Taxable sales plummet
Nevada's taxable sales took their worst nose dive in recent memory in May, continuing an extended skid that could affect indicators ranging from joblessness to state budgets.
Taxable sales, which measure purchases of tangible goods, tumbled 21.1 percent statewide, dropping from $4 billion to $3.2 billion year-over-year in May.
Clark County's businesses sold $2.4 billion worth of goods in May, down 21.9 percent from $3 billion in May 2008.
Brian Gordon, a principal in local research firm Applied Analysis, called the numbers "abysmal."
"It demonstrates the challenges the market is facing, the challenges Nevada's residents are dealing with and the output of a tough economic climate," Gordon said.
May brought the seventh straight month of double-digit declines in statewide taxable sales, which yield tax collections that fund prisons and schools, among other services.
Sales have faltered every month for more than two years; but until November, the drops ranged from 4 percent to 6 percent.
Since fall, taxable sales have fallen at least 11 percent every month. February's 18.9 percent was the previous worst. Records show May's drop to be the worst since at least 1980.
The hardest-hit sectors include construction, wholesale durable goods, dealers of cars and car parts, furniture retailers and sellers of appliances and electronics. All were down at least 30 percent.
Utilities increased sales by 17.7 percent, while sightseeing transportation saw sales jump 92.6 percent. The combined category of performing arts and spectator sports posted a 4 percent sales gain.
Collections on sin taxes dropped as well, with cigarette levies coming in 1.7 percent, $1.7 million, below forecasts, and liquor-tax collections falling 4.1 percent, or $1.6 million, short of projections.
With statewide unemployment nearly doubling to 12 percent from a year ago, consumers can't spend the way they did in 2008, Gordon said. Plus, housing values continue to dip, and consumer confidence is near all-time lows.
Also, consumers have boosted their savings rate, which leaves less cash for discretionary purchases, said Keith Schwer, director of the Center for Business and Economic Research at the University of Nevada, Las Vegas.
Constrained spending could mean more pain for consumers and a bleaker state fiscal outlook in coming months.
With sales continuing their free fall, some retailers could close, Gordon said. The result? Even higher unemployment.
The slump also has budgetary implications for the state.
Collections from taxable sales fell 19.3 percent year-over-year in May, to $240.3 million. The general fund portion of sales-and-use tax collections for the first 11 months of fiscal 2009 came in 0.95 percent, $8.1 million, below projections of the Economic Forum, which forecasts tax revenue for state budgeting purposes.
The Economic Forum built the potential for major declines in sales-and-use tax collections into its May forecast, but sales have declined more quickly than the forum anticipated.

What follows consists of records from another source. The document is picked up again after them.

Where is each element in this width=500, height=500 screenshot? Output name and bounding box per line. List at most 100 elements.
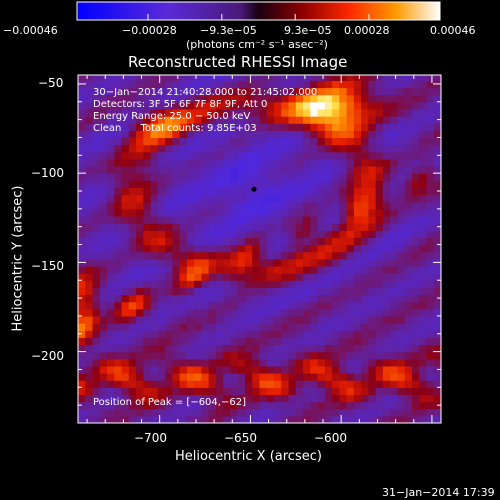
heatmap-cell [194,244,203,253]
heatmap-cell [274,365,282,374]
heatmap-cell [172,130,181,139]
heatmap-cell [107,158,115,167]
heatmap-cell [324,166,333,174]
heatmap-cell [288,323,297,331]
heatmap-cell [281,401,290,410]
heatmap-cell [92,194,101,203]
heatmap-cell [143,394,152,403]
heatmap-cell [339,387,348,396]
heatmap-cell [375,94,384,103]
heatmap-cell [252,294,261,303]
heatmap-cell [303,244,311,253]
heatmap-cell [368,394,377,403]
heatmap-cell [172,173,181,181]
heatmap-cell [186,158,195,167]
heatmap-cell [99,280,108,288]
heatmap-cell [281,180,290,189]
heatmap-cell [157,101,166,110]
heatmap-cell [172,408,181,417]
heatmap-cell [324,137,333,146]
heatmap-cell [375,351,384,360]
heatmap-cell [237,237,246,246]
heatmap-cell [230,123,239,131]
heatmap-cell [404,75,413,81]
heatmap-cell [165,258,173,267]
heatmap-cell [433,75,441,81]
heatmap-cell [382,108,391,117]
heatmap-cell [353,158,362,167]
heatmap-cell [390,287,399,296]
heatmap-cell [121,244,130,253]
heatmap-cell [346,130,355,139]
heatmap-cell [266,401,275,410]
heatmap-cell [215,373,224,381]
heatmap-cell [78,173,86,181]
heatmap-cell [179,323,188,331]
heatmap-cell [150,315,159,324]
heatmap-cell [361,166,369,174]
heatmap-cell [107,87,115,96]
heatmap-cell [78,230,86,238]
heatmap-cell [114,415,123,423]
heatmap-cell [353,208,362,217]
heatmap-cell [324,330,333,338]
heatmap-cell [92,358,101,367]
heatmap-cell [303,75,311,81]
heatmap-cell [353,166,362,174]
heatmap-cell [78,130,86,139]
heatmap-cell [114,158,123,167]
heatmap-cell [346,280,355,288]
heatmap-cell [237,408,246,417]
heatmap-cell [165,94,173,103]
heatmap-cell [143,315,152,324]
heatmap-cell [252,244,261,253]
heatmap-cell [288,330,297,338]
heatmap-cell [208,116,217,124]
heatmap-cell [107,273,115,281]
heatmap-cell [186,223,195,231]
heatmap-cell [411,194,420,203]
heatmap-cell [266,94,275,103]
heatmap-cell [121,337,130,346]
heatmap-cell [92,330,101,338]
heatmap-cell [368,408,377,417]
heatmap-cell [186,144,195,153]
heatmap-cell [375,244,384,253]
heatmap-cell [172,301,181,310]
heatmap-cell [390,265,399,274]
heatmap-cell [274,158,282,167]
heatmap-cell [288,130,297,139]
heatmap-cell [237,323,246,331]
heatmap-cell [179,394,188,403]
heatmap-cell [361,137,369,146]
heatmap-cell [324,415,333,423]
heatmap-cell [324,87,333,96]
heatmap-cell [186,166,195,174]
heatmap-cell [107,144,115,153]
heatmap-cell [128,194,137,203]
heatmap-cell [310,394,319,403]
heatmap-cell [303,373,311,381]
heatmap-cell [397,94,406,103]
heatmap-cell [295,123,304,131]
heatmap-cell [404,251,413,260]
x-tick-label: −650 [224,431,257,445]
heatmap-cell [266,258,275,267]
heatmap-cell [136,166,144,174]
heatmap-cell [194,130,203,139]
heatmap-cell [179,215,188,224]
heatmap-cell [317,344,326,353]
heatmap-cell [426,116,435,124]
heatmap-cell [303,394,311,403]
heatmap-cell [426,258,435,267]
heatmap-cell [78,137,86,146]
heatmap-cell [339,244,348,253]
heatmap-cell [404,401,413,410]
heatmap-cell [281,208,290,217]
heatmap-cell [303,201,311,210]
heatmap-cell [419,323,428,331]
heatmap-cell [194,323,203,331]
heatmap-cell [85,265,94,274]
heatmap-cell [288,280,297,288]
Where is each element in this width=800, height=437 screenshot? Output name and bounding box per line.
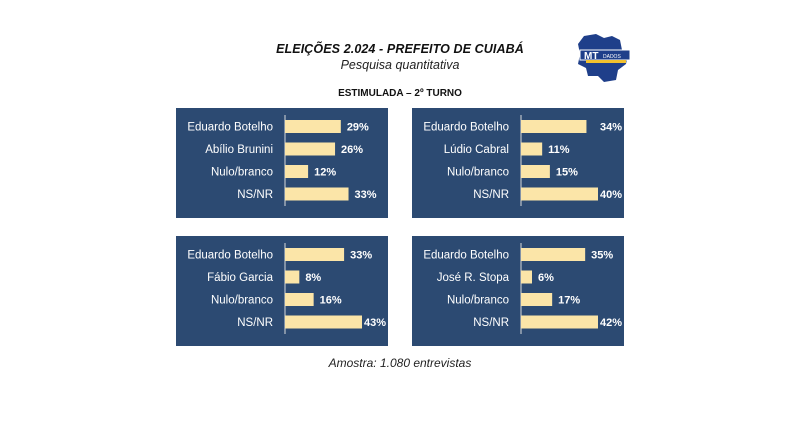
category-label: NS/NR bbox=[237, 317, 273, 329]
category-label: Lúdio Cabral bbox=[444, 144, 509, 156]
category-label: NS/NR bbox=[237, 189, 273, 201]
chart-panel-1: Eduardo Botelho 29% Abílio Brunini 26% Nulo/… bbox=[176, 108, 388, 218]
chart-panel-2: Eduardo Botelho 34% Lúdio Cabral 11% Nulo/br… bbox=[412, 108, 624, 218]
value-label: 16% bbox=[320, 295, 342, 307]
chart-4-svg: Eduardo Botelho 35% José R. Stopa 6% Nulo/br… bbox=[423, 243, 622, 334]
chart-2-svg: Eduardo Botelho 34% Lúdio Cabral 11% Nulo/br… bbox=[423, 115, 622, 206]
value-label: 33% bbox=[355, 189, 377, 201]
logo-text: MT bbox=[584, 51, 598, 62]
category-label: Fábio Garcia bbox=[207, 272, 273, 284]
logo-subtext: DADOS bbox=[603, 54, 621, 60]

Its projections called for an 11.4 percent drop in collections for fiscal 2009, which ran from July 1, 2008, to June 30. With May's results in and one month left to be reported in the fiscal year, the decrease was 11.9 percent, said Russell Guindon, deputy analyst in the Fiscal Division of the Legislative Counsel Bureau. Taxable sales in June would have to decline only 6.6 percent for fiscal 2009's numbers to meet expectations, Guindon said.
The forum's forecast factored in the potential for average declines of around 16 percent a month in the last four months of the year, Guindon said. "They did expect things to be pretty bad for the remainder of fiscal 2009, but things might still be a little worse on average than they expected."
The new, higher sales tax rate isn't expected to contribute to further sales declines in the near term. The state's sales tax rose 0.35 of a percentage point on July 1 to 6.85 percent. In Clark County, the rate went up to 8.1 percent, giving Las Vegas one of the highest sales-tax rates in the country.
Gordon said his firm hasn't studied the effects of the bigger tax.
Schwer said the tax increase would pose a "marginal, very small impact," at least in coming months. Research shows it takes time for consumers to find alternatives to cutting back, Schwer said.
In the meantime, the nation's recession, which Schwer called the worst since the 1930s, will have far greater effects on taxable sales than the higher tax rate will.
The collections slump is expected to continue for the foreseeable future.
A turnaround in the numbers will require improvements in the housing and job markets, Gordon said.
Higher housing values would give consumers an important psychological lift, and lower unemployment would put more money in shoppers' pockets. Gordon said taxable sales declines could moderate later this year, once the year-over-year numbers are being compared with dismal data from November 2008 and beyond.
Even if the national economy improves, don't expect Nevada to follow immediately with improved consumer spending, Schwer said.
The recession hit Nevada especially hard: The state has led the nation in foreclosures for most of the past two years, and its unemployment rate is 2.3 percentage points above the national rate of 9.7 percent. That subpar economy should make for a recovery that lags improvements nationwide.
"This is working out as you would expect a recession to work out, but it's maybe a little difficult for people around here because we haven't seen this type of economic severity in a long, long time," Schwer said.